Che cos’è un proselito? Ancora dal
citato vocabolario Treccani riprendiamo la
seguente spiegazione:
Nell’antica religione ebraica, chi si convertiva dal paganesimo al giudaismo (il termine indicava, in origine, lo straniero dimorante nel territorio d’Israele). In seguito, per estens., il nuovo seguace di una religione, di un’idea, di un partito, di una corrente letteraria, artistica, e sim.: cercare, fare, trovare, acquistare proseliti.
È noto, negli Atti degli
Apostoli, il racconto della Pentecoste, nel quale troviamo un elenco dei
presenti a Gerusalemme in occasione della festa:
Siamo Parti, Medi, Elamiti, abitanti della Mesopotamia, della Giudea e della Cappadocia, del Ponto e dell’Asia, della Frigia e della Panfilia, dell’Egitto e delle parti della Libia vicino a Cirene, Romani qui residenti, Giudei e proseliti, Cretesi e Arabi, e li udiamo parlare nelle nostre lingue delle grandi opere di Dio (2:9-11).
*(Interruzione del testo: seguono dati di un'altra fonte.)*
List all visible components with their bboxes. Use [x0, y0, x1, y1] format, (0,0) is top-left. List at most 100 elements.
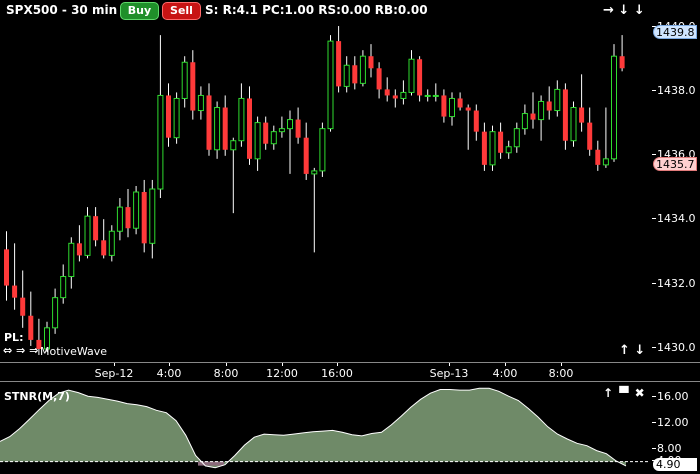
time-axis-label: Sep-13	[429, 367, 469, 380]
candle-down	[125, 207, 131, 229]
candle-up	[611, 55, 617, 160]
indicator-axis-label: 16.00	[657, 390, 689, 403]
candle-up	[133, 191, 140, 229]
price-tick	[652, 347, 656, 348]
candle-up	[513, 128, 520, 148]
candle-down	[441, 95, 447, 117]
buy-button[interactable]: Buy	[120, 2, 159, 20]
candle-down	[303, 137, 309, 174]
candle-down	[562, 89, 568, 141]
price-axis-label: 1434.0	[657, 212, 696, 225]
candle-up	[287, 119, 293, 130]
candle-down	[166, 95, 171, 138]
price-axis[interactable]: 1440.0 1438.0 1436.0 1434.0 1432.0 1430.…	[650, 0, 700, 362]
price-chart-panel[interactable]: SPX500 - 30 min Buy Sell S: R:4.1 PC:1.0…	[0, 0, 650, 362]
price-tick	[652, 218, 656, 219]
candle-down	[12, 285, 18, 298]
candle-down	[546, 101, 552, 111]
candle-down	[384, 89, 390, 96]
time-tick	[226, 363, 227, 366]
indicator-panel[interactable]: STNR(M,7) ↑ ▀ ✖	[0, 382, 650, 474]
candle-down	[457, 98, 463, 108]
candle-up	[319, 128, 326, 172]
candle-down	[222, 107, 228, 150]
price-tick	[652, 90, 656, 91]
time-tick	[169, 363, 170, 366]
indicator-canvas[interactable]	[0, 382, 650, 474]
time-axis-label: 4:00	[492, 367, 518, 380]
candle-up	[311, 170, 318, 175]
candle-up	[108, 230, 115, 256]
candle-up	[359, 55, 366, 84]
candle-down	[263, 122, 269, 144]
candle-down	[20, 297, 26, 316]
chart-header: SPX500 - 30 min Buy Sell S: R:4.1 PC:1.0…	[0, 0, 650, 20]
chart-title: SPX500 - 30 min	[6, 3, 118, 17]
candle-up	[270, 131, 277, 145]
candle-up	[449, 97, 455, 118]
nav-arrows-icon[interactable]: → ↓ ↓	[603, 1, 645, 21]
candle-down	[247, 98, 252, 159]
indicator-tick	[652, 422, 656, 423]
indicator-controls-icon[interactable]: ↑ ▀ ✖	[603, 386, 646, 400]
candle-up	[52, 297, 59, 329]
candle-up	[521, 113, 528, 130]
candle-down	[481, 131, 487, 165]
candle-down	[295, 119, 301, 138]
time-axis-label: 4:00	[156, 367, 182, 380]
candle-down	[352, 65, 358, 84]
time-axis-label: Sep-12	[94, 367, 134, 380]
candle-up	[554, 88, 561, 112]
candle-up	[278, 128, 285, 133]
candle-down	[619, 56, 625, 69]
candle-down	[530, 113, 536, 120]
price-chart-canvas[interactable]	[0, 0, 650, 362]
indicator-title: STNR(M,7)	[4, 390, 70, 403]
price-axis-label: 1430.0	[657, 341, 696, 354]
time-tick	[337, 363, 338, 366]
candle-up	[197, 94, 204, 112]
indicator-area	[0, 388, 626, 468]
candle-up	[60, 276, 67, 299]
candle-up	[408, 58, 415, 93]
candle-up	[432, 94, 439, 97]
price-tick	[652, 154, 656, 155]
candle-up	[489, 131, 496, 166]
candle-up	[149, 188, 156, 244]
candle-down	[101, 240, 107, 256]
candle-up	[84, 215, 91, 256]
candle-up	[214, 107, 221, 151]
candle-down	[465, 107, 471, 111]
candle-up	[116, 206, 123, 232]
candle-up	[68, 242, 75, 278]
candle-down	[595, 149, 601, 165]
candle-down	[206, 95, 212, 150]
candle-down	[4, 249, 9, 286]
candle-down	[190, 62, 196, 111]
time-tick	[114, 363, 115, 366]
candle-up	[400, 91, 407, 99]
price-axis-label: 1438.0	[657, 84, 696, 97]
candle-down	[368, 56, 374, 69]
candle-up	[424, 94, 431, 97]
motivewave-label: MotiveWave	[40, 345, 108, 358]
candle-up	[173, 97, 180, 139]
candle-up	[157, 94, 164, 190]
time-tick	[505, 363, 506, 366]
candle-down	[76, 243, 82, 256]
candle-up	[538, 100, 545, 121]
candle-down	[141, 192, 147, 244]
candle-down	[392, 95, 398, 99]
sell-button[interactable]: Sell	[162, 2, 201, 20]
time-axis[interactable]: Sep-12 4:00 8:00 12:00 16:00 Sep-13 4:00…	[0, 362, 700, 382]
current-price-badge-low: 1435.7	[653, 157, 697, 171]
stats-readout: S: R:4.1 PC:1.00 RS:0.00 RB:0.00	[205, 3, 428, 17]
time-axis-label: 16:00	[321, 367, 353, 380]
candle-up	[254, 122, 261, 160]
mw-arrows-icon[interactable]: ⇔ ⇒ ⇒	[3, 344, 38, 357]
candle-up	[602, 158, 609, 166]
time-tick	[561, 363, 562, 366]
candle-up	[181, 61, 188, 99]
scroll-arrows-icon[interactable]: ↑ ↓	[619, 343, 645, 358]
price-axis-label: 1432.0	[657, 277, 696, 290]
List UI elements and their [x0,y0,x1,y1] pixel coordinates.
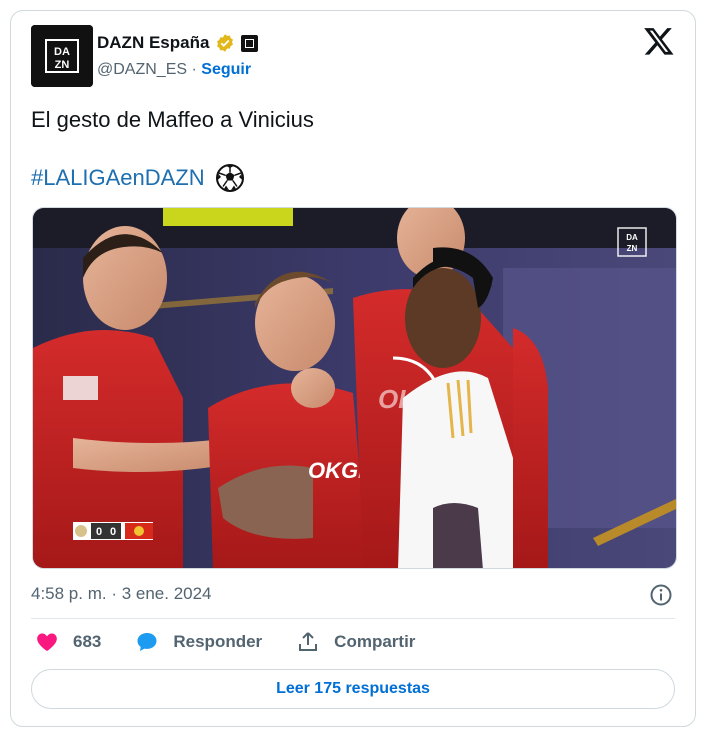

Negli Atti degli Apostoli il
termine “proseliti”, in genere, sta a indicare i non-Ebrei che si erano
aggregati al popolo eletto non soltanto osservando la legge, ma anche
accettando la circoncisione (tanto per fare un esempio, era proselito Nicola,
uno dei Sette — 6:5). Da essi vanno distinti i “timorati di Dio” (10:2) o
“credenti in Dio” (letteralmente, “adoratori [di Dio]” — 13:50; 16:14; 17:4.17;
18:7), i quali, pur essendosi convertiti al giudaismo, a differenza dei
proseliti non erano arrivati fino alla circoncisione (tra i timorati di Dio va
annoverato il centurione Cornelio).
Il vocabolo greco προσήλυτος (derivato
da προς, “verso”, e da ἔρχομαι, “venire”) significava
originariamente “sopravvenuto”, “forestiero”; poi era passato a significare
“convertito” (al giudaismo). I cristiani ripresero il termine per indicare
quanti aderivano alla loro fede; successivamente fu usato per riferirsi ai
nuovi adepti di ogni religione, per passare infine a significare quanti
abbracciano le idee di una qualsiasi dottrina o partito.
Come diceva la nota
chiarificatrice presente in Cammino, la parola “proselitismo” è stata
utilizzata dai cristiani per secoli senza problemi, anzi con una accezione
positiva. Fare proseliti era considerato un dovere, che trovava il suo
fondamento in quello che viene talvolta chiamato il “grande mandato” (Great
Commission) di Gesú risorto agli apostoli al termine del vangelo di Matteo:
Euntes docete omnes gentes (28:19). È interessante notare che, mentre
nella precedente traduzione CEI (1974) si leggeva: «Andate e ammaestrate
tutte le nazioni…», nella nuova traduzione (2008) si legge: «Andate e fate
discepoli tutti i popoli…». In effetti, il verbo greco μαθητεύω (derivante da
μαθητής, “discepolo”), che di
solito viene tradotto con “istruire”, “ammaestrare” (nella Volgata è stato
appunto reso con docete), ha come suo primo significato “fare
discepoli”. Qualcuno sa dirmi la differenza esistente tra “fare discepoli” e…
“fare proseliti”?
In tempi recenti il termine
“proselitismo” ha progressivamente assunto un senso peggiorativo. Va detto che
una connotazione tendenzialmente negativa la si trova già nel Nuovo Testamento,
nel contesto delle polemiche di Gesú coi farisei: «Guai a voi, scribi e farisei
ipocriti, che percorrete il mare e la terra per fare un solo proselito e,
quando lo è divenuto, lo rendete degno della Geenna due volte piú di voi» (Mt
23:15). Il fenomeno della riprovazione odierna del proselitismo sembra però
essere sorto nel contesto delle relazioni ecumeniche fra la Chiesa cattolica e
le Chiese ortodosse. Nell’incontro del 7 dicembre 1987, Papa Giovanni Paolo II
e il Patriarca di Costantinopoli Dimitrios I affermarono in una comune dichiarazione: «Noi rigettiamo
ogni forma di proselitismo, ogni atteggiamento che sia o potrebbe essere
percepito come una mancanza di rispetto». Nel 1993, la Commissione congiunta
internazionale per il dialogo teologico fra la Chiesa cattolica e la Chiesa
ortodossa, durante la sua settima sessione plenaria tenuta a Balamand (Libano)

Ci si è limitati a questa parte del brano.